Catania a zero punti (cioè a punteggio pieno) Ma non dimentichiamoci i fichi di Cartagine

Ho sempre avuto la convinzione che Catone il Censore fosse un vecchio trombone bacucco, un moralista da quattro sesterzi incapace di rendersi conto dei tempi che stavano cambiando. In altre parole, una persona che mi sarei annoiato parecchio a frequentare. Eppure, ora che ci penso meglio, devo riconoscere che aveva delle belle pensate. Per esempio, quella faccenda dei fichi: una volta se li fece arrivare freschi freschi da Cartagine e se li portò dietro a una seduta del Senato. E li mostrò ai nobili Romani ivi riuniti, per far vedere che lo storico nemico di Roma era sempre lì, oltre un braccio di mare facilissimo da attraversare – come appunto provavano quei fichi ancora freschi –, a minacciare l’Urbe di guerre e distruzioni. Per cui, ogni volta che Catone andava in Senato, non si dimenticava mai di quei fichi. E, sia che fosse appena intervenuto sui problemi della sanità del proprio tempo, sia che all’ordine del giorno ci fossero i costumi troppo licenziosi che stavano arrivando dalla Grecia, concludeva ogni suo discorso con la frase che l’avrebbe consegnato alla storia: ceterum censeo Carthaginem esse delendam, ossia «a parte questo, ritengo che Cartagine debba essere distrutta». Così, tanto per non scordarselo.

Tutto questo perché non sembri incongruo il ripetere, a commento della partita tra Catania e Ischia, che Pulvirenti ancora se ne deve andare; il ricordare che c’ė sempre lui, defilato quanto si vuole, ma pur sempre annidato dietro l’attuale dirigenza; che non ha ancora dato segni di voler veramente vendere la società; e che con lui, ci dispiace tanto, non vogliamo proprio avere più nulla a che fare. Ceterum censeo Pulvirentem esse pellendum (a parte questo, penso che Pulvirenti debba essere cacciato). E, detto ciò, possiamo anche parlar d’altro.
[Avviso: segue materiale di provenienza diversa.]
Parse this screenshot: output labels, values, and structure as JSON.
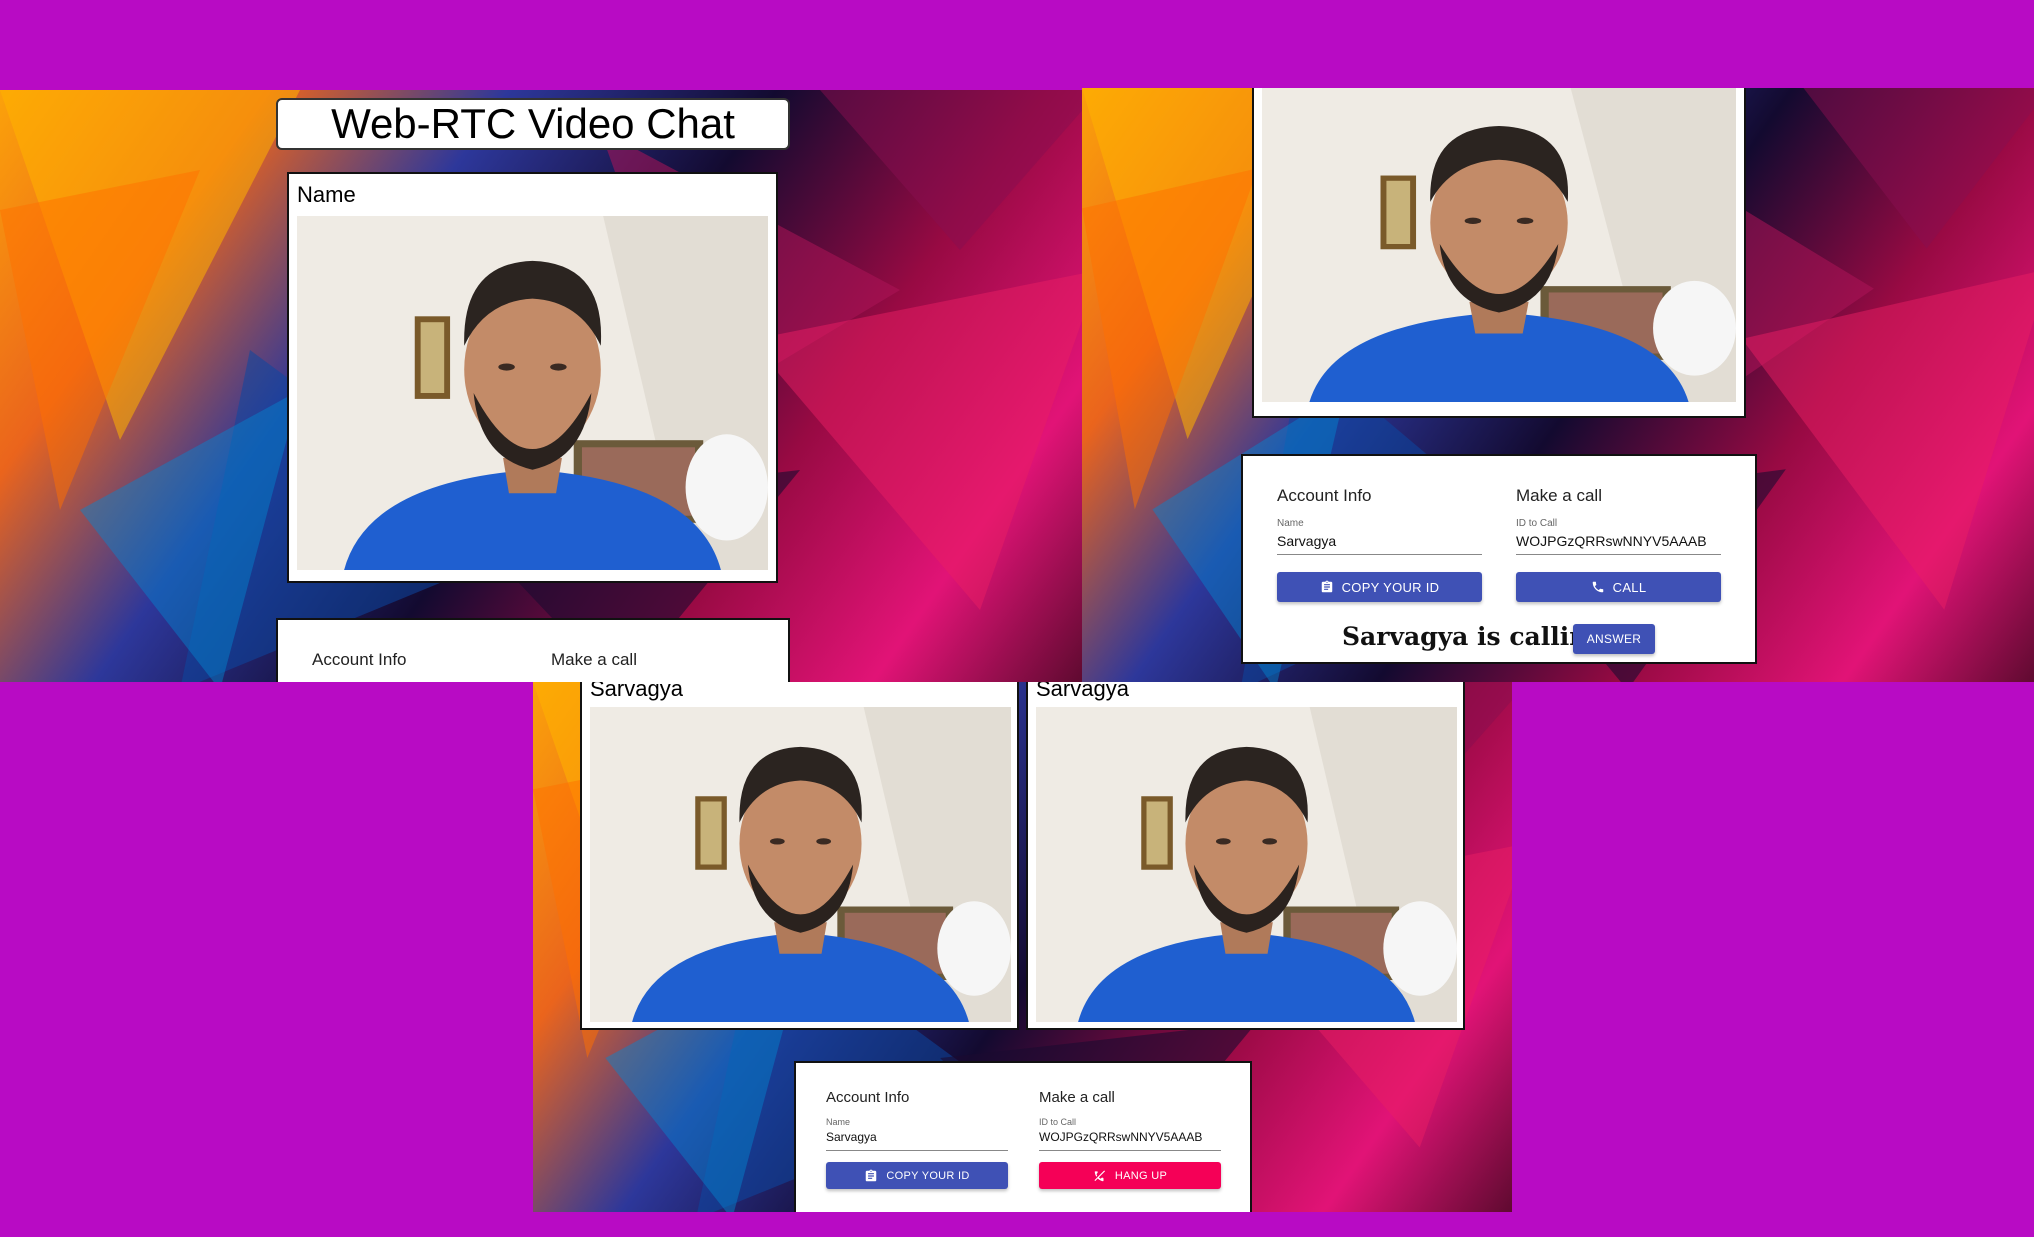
{
  "app_title": "Web-RTC Video Chat",
  "screens": {
    "one": {
      "video_label": "Name",
      "account_heading": "Account Info",
      "call_heading": "Make a call"
    },
    "two": {
      "account_heading": "Account Info",
      "name_label": "Name",
      "name_value": "Sarvagya",
      "call_heading": "Make a call",
      "id_label": "ID to Call",
      "id_value": "WOJPGzQRRswNNYV5AAAB",
      "copy_button": "COPY YOUR ID",
      "call_button": "CALL",
      "calling_text": "Sarvagya is calling!",
      "answer_button": "ANSWER"
    },
    "three": {
      "local_label": "Sarvagya",
      "remote_label": "Sarvagya",
      "account_heading": "Account Info",
      "name_label": "Name",
      "name_value": "Sarvagya",
      "call_heading": "Make a call",
      "id_label": "ID to Call",
      "id_value": "WOJPGzQRRswNNYV5AAAB",
      "copy_button": "COPY YOUR ID",
      "hangup_button": "HANG UP"
    }
  },
  "icons": {
    "copy": "clipboard-icon",
    "call": "phone-icon",
    "hangup": "phone-disabled-icon"
  },
  "colors": {
    "page_background": "#b80bc4",
    "primary_button": "#3f51b5",
    "secondary_button": "#f50057"
  }
}
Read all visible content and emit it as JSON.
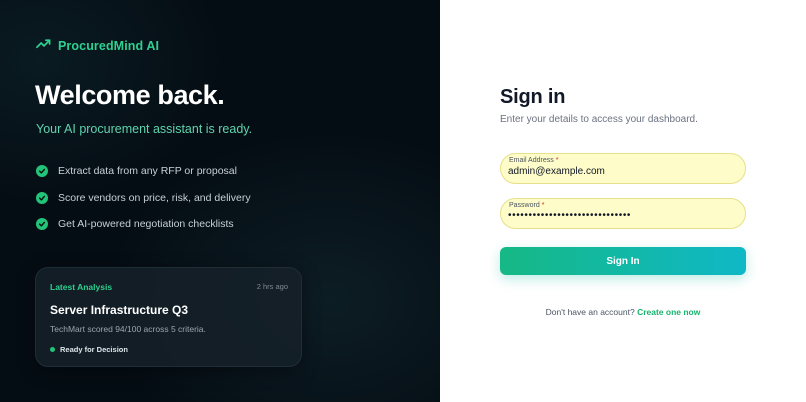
{
  "brand": {
    "name": "ProcuredMind AI",
    "icon": "trending-up-icon",
    "color": "#2ed18f"
  },
  "hero": {
    "title": "Welcome back.",
    "subtitle": "Your AI procurement assistant is ready."
  },
  "features": [
    {
      "text": "Extract data from any RFP or proposal",
      "icon": "check-circle-icon"
    },
    {
      "text": "Score vendors on price, risk, and delivery",
      "icon": "check-circle-icon"
    },
    {
      "text": "Get AI-powered negotiation checklists",
      "icon": "check-circle-icon"
    }
  ],
  "analysis_card": {
    "label": "Latest Analysis",
    "time": "2 hrs ago",
    "title": "Server Infrastructure Q3",
    "description": "TechMart scored 94/100 across 5 criteria.",
    "status": "Ready for Decision",
    "status_color": "#22c47a"
  },
  "signin": {
    "title": "Sign in",
    "subtitle": "Enter your details to access your dashboard.",
    "email": {
      "label": "Email Address",
      "required_mark": "*",
      "value": "admin@example.com"
    },
    "password": {
      "label": "Password",
      "required_mark": "*",
      "value": "••••••••••••••••••••••••••••••"
    },
    "button_label": "Sign In",
    "signup_prompt": "Don't have an account?",
    "signup_link": "Create one now"
  },
  "colors": {
    "accent": "#16b885",
    "accent_end": "#0fb8c7",
    "left_bg": "#050d14",
    "input_bg": "#fefcc8"
  }
}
Oggi pomeriggio c’erano allo stadio circa undicimila persone. Non così poche, certamente. E ne conosco tante che ne sono rimaste fuori assai malvolentieri. E non certo per il fatto in sé considerato che quest’anno si giochi in Lega Pro, che la caratura tecnica dei giocatori di questa categoria sia inadeguata ai loro palati da intenditori, che un conto è sfidare avversari come Inter o Juventus e altra cosa, con tutto il rispetto, è giocare con l’Ischia. Non è questo il punto: dato che, per questi esuli del tifo, un gol del Catania, a qualunque avversario e in qualunque serie segnato, è comunque una festa, un delirante fermento di meraviglia, una madeleine capace di riaccendere il tempo in cui, bambini, sapevamo d’istinto cosa significasse sentirsi felici. Il motivo è un altro, e lo sappiamo tutti: ceterum censeo Pulvirentem esse pellendum.

Di ragioni per esser felici, la partita di oggi ce ne ha date tante. Il gol di Calderini segnato proprio all’inizio, nato da una stupidata della difesa avversaria. Il momento di paura dopo le due reti dell’Ischia, che in pochi minuti ha ribaltato il risultato. Il pareggio su punizione realizzato da Russotto (segniamoci questo nome: per quel che fa con la palla, non è un giocatore da serie C); il vantaggio, alla fine del primo tempo, segnato da Pelagatti ma nato di nuovo da una punizione di Russotto. Il gol del 4 a 2 realizzato da Calil, ma frutto di una sgroppata del giovane catanese Di Grazia appena entrato dalla panchina. E soprattutto lo slancio di tutti questi ragazzi che, in una settimana, hanno azzerato i nove punti di penalizzazione inflittaci dalla giustizia sportiva. Bravi, bravissimi, da applausi.

E questo è tutto quel che mi viene da dire su Catania-Ischia 4-2.

Ceterum censeo Pulvirentem esse pellendum.